Current issues within the healthcare sectorPosted on: December 15, 2023
by Ben Nancholas
The healthcare sector is a complex and ever-evolving field that has undergone tumultuous change over the past two decades. A revolving door of healthcare policies and initiatives from successive Conservative governments, austerity measures, a global pandemic, NHS staff burnout and the rising cost of care have ultimately impacted healthcare delivery.
Subsequently, the next UK government will face tough health and social care decisions. Moreover, current issues in the UK health sector require immediate attention; it needs an unprecedented response to deal with the backlog of both physical and mental healthcare that COVID-19 caused and create a system of health and care that can tackle both the health inequalities and other issues within the healthcare industry that this article will outline.
What are the current issues within the healthcare sector?
Inequalities within healthcare are widening
Although crucial, healthcare quality depends on more than adequate funding and the system’s efficient functioning. The population’s health is also related to the circumstances in which they are born, grow up, reside, work, and age. Moreover, health is closely linked to inequalities in power, resources, and finances, known as social determinants of health.
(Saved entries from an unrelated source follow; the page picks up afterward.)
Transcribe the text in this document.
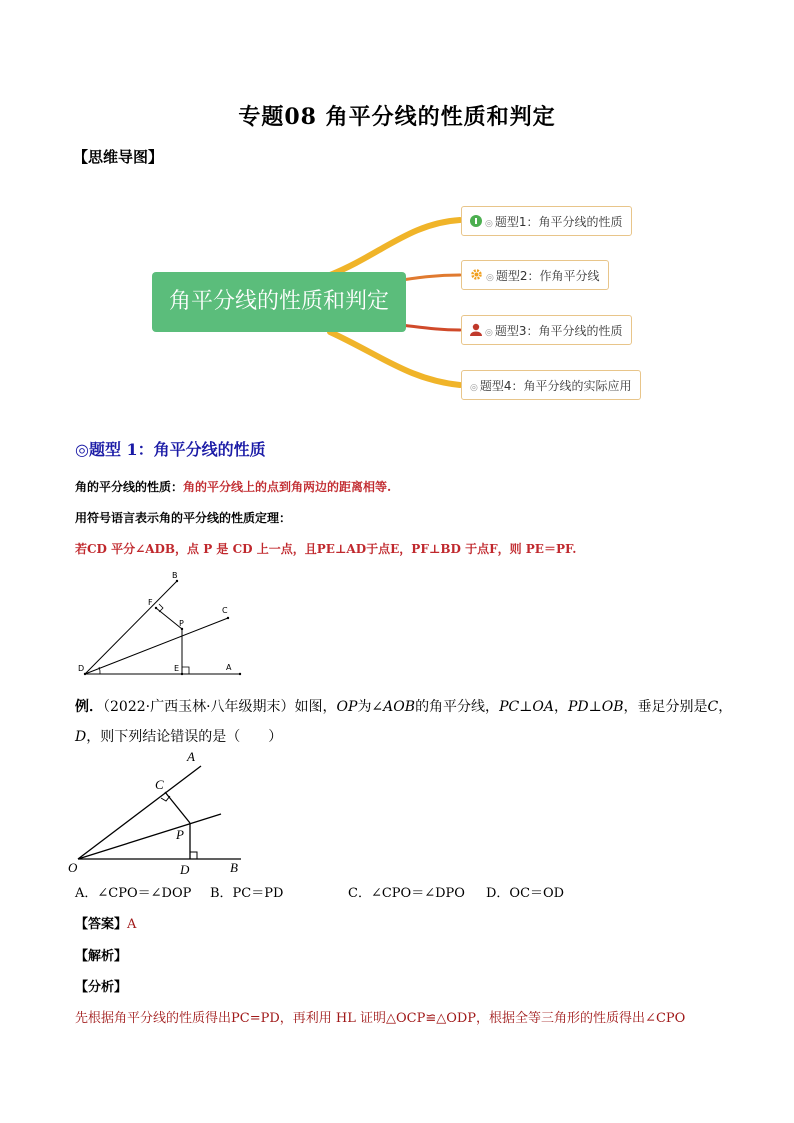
专题08 角平分线的性质和判定
【思维导图】
角平分线的性质和判定
◎ 题型1：角平分线的性质
◎ 题型2：作角平分线
◎ 题型3：角平分线的性质
◎ 题型4：角平分线的实际应用
◎题型 1：角平分线的性质
角的平分线的性质：角的平分线上的点到角两边的距离相等.
用符号语言表示角的平分线的性质定理：
若CD 平分∠ADB，点 P 是 CD 上一点，且PE⊥AD于点E，PF⊥BD 于点F，则 PE＝PF.
B
F
C
P
D	E	A
例．（2022·广西玉林·八年级期末）如图，OP为∠AOB的角平分线，PC⊥OA，PD⊥OB，垂足分别是C，
D，则下列结论错误的是（　　）
A
C
P
O	D	B
A．∠CPO＝∠DOP B．PC＝PD	C．∠CPO＝∠DPO D．OC＝OD
【答案】A
【解析】
【分析】
先根据角平分线的性质得出PC=PD，再利用 HL 证明△OCP≌△ODP，根据全等三角形的性质得出∠CPO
Health inequalities are unfair differences in health between different groups in society that can be avoided. The unequal distribution of social determinants, such as education, housing, and employment, drives physical and mental health inequalities and, in turn, reduces an individual’s ability to prevent sickness or to act and access treatment when ill health occurs.
Ultimately, after a decade of controversial austerity measures and the effects of the COVID-19 pandemic, health inequalities in society have been further exposed. According to research, people in the UK are getting “sicker and poorer”, with widening health and wealth disparities between regions that are only getting worse. People living in more deprived areas of the UK tend to die earlier than people living in the least deprived areas and spend a more significant proportion of their lives in poor health. Furthermore, there is currently a gap of almost 20 years in how long a woman can expect to live in good health, depending on whether they live in England’s most or least deprived areas.
Rising demand for mental health care
Since the COVID-19 pandemic, poor mental health has risen sharply. Studies indicate that in the UK, one in four people will experience a mental health disorder each year.
However, inequalities in mental health mean that people of lower socioeconomic status are more likely to suffer poor mental health without access to the quality of care they need. Research shows that regions with income deprivation are more likely to have a range of health conditions, including serious mental illness and children and adults living in households in the lowest 20% income bracket in Great Britain are two to three times more likely to develop mental health problems.
To combat these disparities, the government has committed to a programme of Levelling Up to help left-behind areas and regions prosper like other parts of the country. An important aspect is levelling up health outcomes to narrow the health gap between regions while maintaining overall health. However, this political policy is currently under intense scrutiny. A new study has found that the UK government’s levelling up agenda looks set to fail in its mission to address societal inequalities unless it tackles the root causes of poor health.
The case for tackling health inequalities is clear and overwhelming yet attempts in recent decades have had varied success. With the next general election around the corner, healthcare policy choices made by the next government will ultimately shape the future of the nation’s health.
The patient care backlog
Tackling the NHS waiting list is a key priority for the government. However, according to the latest British Medical Association data, the waiting list to start elective (planned) care increased from 7.75 million in August 2023 to 7.77 million in September.
This backlog poses a significant challenge for an already strained healthcare system. It requires additional resources, including healthcare professionals, hospital beds, and equipment, to address the backlog and provide timely patient care. The backlog may also have long-term consequences for patients, as delays in treatment can lead to worsening health conditions and decreased quality of life.
Although rising, measures have been put in place in an attempt to work through the patient backlog. The UK government has committed to spend over £8 billion over three years to tackle the elective backlog from 2022 to 2025. In addition, the government has invested £5.9 billion in NHS capital to provide new beds, equipment, and technology.